Baixa no estoque de leite materno preocupa hospitais de BH
Doações estão abaixo do necessário nas maternidades da cidade, que tem somente dois bancos de leite humano
Foto: Bernardo Dias/CMBH
Trinta por cento abaixo do volume ideal. Esta é o déficit de leite materno na Maternidade Odete Valadares, que abriga um dos dois únicos bancos de leite existentes em Belo Horizonte. Dos 250 litros considerados ideais para manter o funcionamento, apenas 177 litros estão sendo arrecadados mensalmente pela maternidade. Os dados foram apresentados em audiência pública realizada pela Comissão de Mulheres nesta sexta-feira (10/6), que debateu, além da baixa nos estoques, a necessidade de divulgação e do aumento do número de locais de coleta e de armazenamento do leite. A reunião foi solicitada pelas vereadoras Professora Marli (PP) e Fernanda Pereira Altoé (Novo) e contou com a presença de especialistas dos Hospitais Odete Valadares, Odilon Behrens e das Clínicas. A boa notícia ficou por conta da inauguração, prevista para o próximo mês, de mais um novo banco de leite humano, que será instalado no Hospital das Clínicas.
As evidências científicas indicam que bebês prematuros ou com patologias que se alimentam de leite humano no período de privação da amamentação possuem mais chances de recuperação e de terem uma vida mais saudável.
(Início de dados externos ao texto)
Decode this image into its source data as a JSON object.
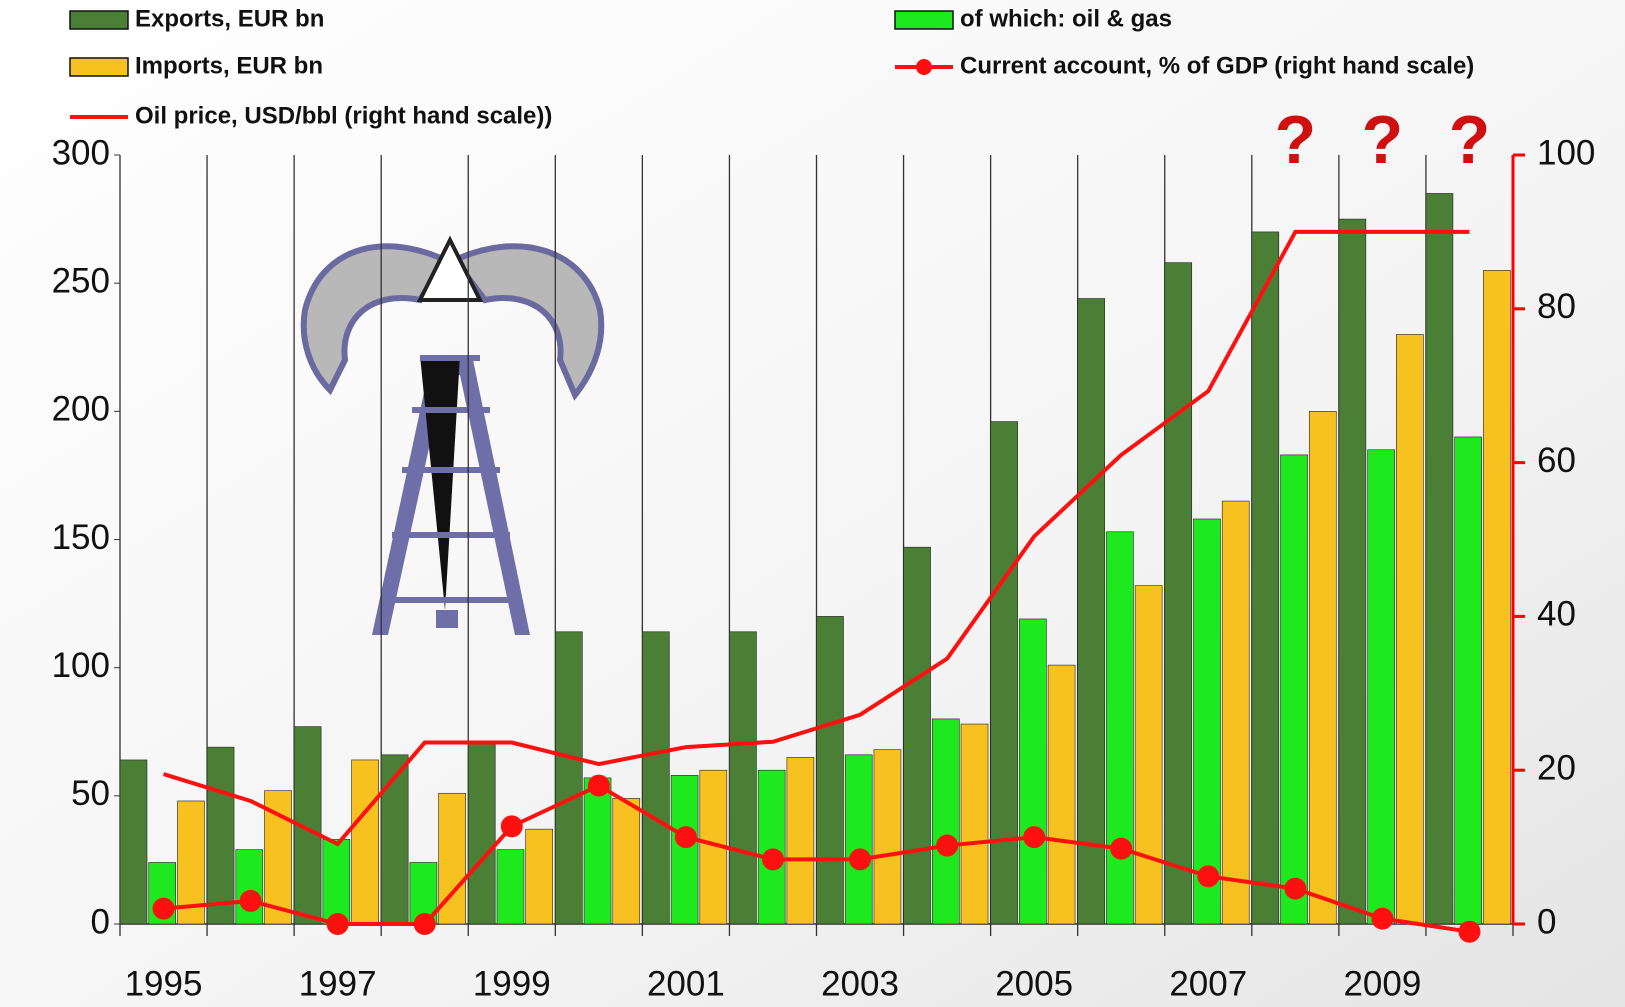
{
  "chart_data": {
    "type": "bar",
    "categories": [
      "1995",
      null,
      "1997",
      null,
      "1999",
      null,
      "2001",
      null,
      "2003",
      null,
      "2005",
      null,
      "2007",
      null,
      "2009",
      null
    ],
    "series": [
      {
        "name": "Exports, EUR bn",
        "color": "#4a7f35",
        "values": [
          64,
          69,
          77,
          66,
          71,
          114,
          114,
          114,
          120,
          147,
          196,
          244,
          258,
          270,
          275,
          285
        ]
      },
      {
        "name": "of which: oil & gas",
        "color": "#1ee81e",
        "values": [
          24,
          29,
          33,
          24,
          29,
          57,
          58,
          60,
          66,
          80,
          119,
          153,
          158,
          183,
          185,
          190
        ]
      },
      {
        "name": "Imports, EUR bn",
        "color": "#f7c21f",
        "values": [
          48,
          52,
          64,
          51,
          37,
          49,
          60,
          65,
          68,
          78,
          101,
          132,
          165,
          200,
          230,
          255
        ]
      },
      {
        "name": "Current account, % of GDP (right hand scale)",
        "color": "#ff1010",
        "type": "line",
        "marker": true,
        "axis": "y2",
        "values": [
          2,
          3,
          0,
          0,
          12.7,
          18,
          11.3,
          8.4,
          8.4,
          10.2,
          11.3,
          9.8,
          6.2,
          4.6,
          0.7,
          -1
        ]
      },
      {
        "name": "Oil price, USD/bbl (right hand scale))",
        "color": "#ff1010",
        "type": "line",
        "marker": false,
        "axis": "y2",
        "values": [
          19.5,
          16,
          10.4,
          23.6,
          23.6,
          20.8,
          23,
          23.7,
          27.2,
          34.5,
          50.4,
          61,
          69.3,
          90,
          90,
          90
        ]
      }
    ],
    "ylim": [
      0,
      300
    ],
    "yticks": [
      0,
      50,
      100,
      150,
      200,
      250,
      300
    ],
    "y2lim": [
      0,
      100
    ],
    "y2ticks": [
      0,
      20,
      40,
      60,
      80,
      100
    ],
    "y2color": "#ff0000",
    "annotations": [
      "?",
      "?",
      "?"
    ]
  }
}
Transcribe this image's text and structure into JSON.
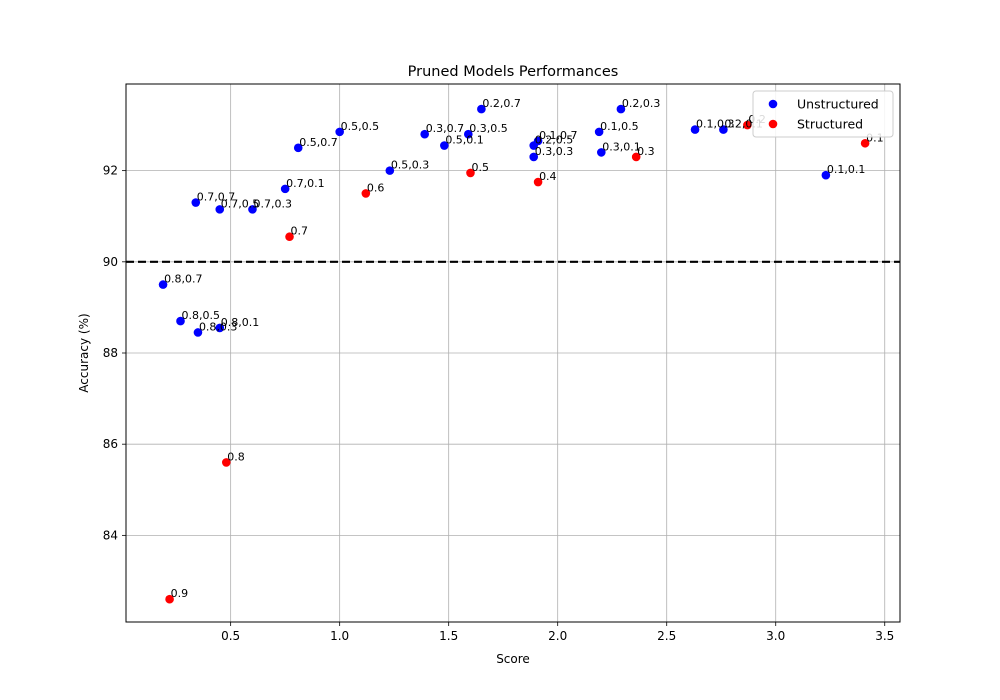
{
  "chart_data": {
    "type": "scatter",
    "title": "Pruned Models Performances",
    "xlabel": "Score",
    "ylabel": "Accuracy (%)",
    "xlim": [
      0.02,
      3.57
    ],
    "ylim": [
      82.1,
      93.9
    ],
    "xticks": [
      0.5,
      1.0,
      1.5,
      2.0,
      2.5,
      3.0,
      3.5
    ],
    "xtick_labels": [
      "0.5",
      "1.0",
      "1.5",
      "2.0",
      "2.5",
      "3.0",
      "3.5"
    ],
    "yticks": [
      84,
      86,
      88,
      90,
      92
    ],
    "ytick_labels": [
      "84",
      "86",
      "88",
      "90",
      "92"
    ],
    "grid": true,
    "legend_position": "top-right",
    "reference_line": {
      "y": 90,
      "style": "dashed",
      "color": "#000000"
    },
    "series": [
      {
        "name": "Unstructured",
        "color": "#0000ff",
        "points": [
          {
            "x": 0.19,
            "y": 89.5,
            "label": "0.8,0.7"
          },
          {
            "x": 0.27,
            "y": 88.7,
            "label": "0.8,0.5"
          },
          {
            "x": 0.35,
            "y": 88.45,
            "label": "0.8,0.3"
          },
          {
            "x": 0.45,
            "y": 88.55,
            "label": "0.8,0.1"
          },
          {
            "x": 0.34,
            "y": 91.3,
            "label": "0.7,0.7"
          },
          {
            "x": 0.45,
            "y": 91.15,
            "label": "0.7,0.5"
          },
          {
            "x": 0.6,
            "y": 91.15,
            "label": "0.7,0.3"
          },
          {
            "x": 0.75,
            "y": 91.6,
            "label": "0.7,0.1"
          },
          {
            "x": 0.81,
            "y": 92.5,
            "label": "0.5,0.7"
          },
          {
            "x": 1.0,
            "y": 92.85,
            "label": "0.5,0.5"
          },
          {
            "x": 1.23,
            "y": 92.0,
            "label": "0.5,0.3"
          },
          {
            "x": 1.48,
            "y": 92.55,
            "label": "0.5,0.1"
          },
          {
            "x": 1.39,
            "y": 92.8,
            "label": "0.3,0.7"
          },
          {
            "x": 1.59,
            "y": 92.8,
            "label": "0.3,0.5"
          },
          {
            "x": 1.89,
            "y": 92.3,
            "label": "0.3,0.3"
          },
          {
            "x": 2.2,
            "y": 92.4,
            "label": "0.3,0.1"
          },
          {
            "x": 1.65,
            "y": 93.35,
            "label": "0.2,0.7"
          },
          {
            "x": 1.89,
            "y": 92.55,
            "label": "0.2,0.5"
          },
          {
            "x": 2.29,
            "y": 93.35,
            "label": "0.2,0.3"
          },
          {
            "x": 2.76,
            "y": 92.9,
            "label": "0.2,0.1"
          },
          {
            "x": 1.91,
            "y": 92.65,
            "label": "0.1,0.7"
          },
          {
            "x": 2.19,
            "y": 92.85,
            "label": "0.1,0.5"
          },
          {
            "x": 2.63,
            "y": 92.9,
            "label": "0.1,0.3"
          },
          {
            "x": 3.23,
            "y": 91.9,
            "label": "0.1,0.1"
          }
        ]
      },
      {
        "name": "Structured",
        "color": "#ff0000",
        "points": [
          {
            "x": 0.22,
            "y": 82.6,
            "label": "0.9"
          },
          {
            "x": 0.48,
            "y": 85.6,
            "label": "0.8"
          },
          {
            "x": 0.77,
            "y": 90.55,
            "label": "0.7"
          },
          {
            "x": 1.12,
            "y": 91.5,
            "label": "0.6"
          },
          {
            "x": 1.6,
            "y": 91.95,
            "label": "0.5"
          },
          {
            "x": 1.91,
            "y": 91.75,
            "label": "0.4"
          },
          {
            "x": 2.36,
            "y": 92.3,
            "label": "0.3"
          },
          {
            "x": 2.87,
            "y": 93.0,
            "label": "0.2"
          },
          {
            "x": 3.41,
            "y": 92.6,
            "label": "0.1"
          }
        ]
      }
    ]
  }
}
Com o leite materno, o bebê prematuro ganha peso mais rápido, se desenvolve com mais saúde e fica protegido de infecções. A informação é reconhecida por todos os profissionais de saúde, mas colocá-la em prática ainda é um desafio para os hospitais e maternidades de muitas localidades brasileiras, incluindo Belo Horizonte. Contando apenas com dois bancos de leite humano capazes de coletar e pasteurizar o produto, a cidade vive um desabastecimento de leite materno que aflige quem trabalha na área.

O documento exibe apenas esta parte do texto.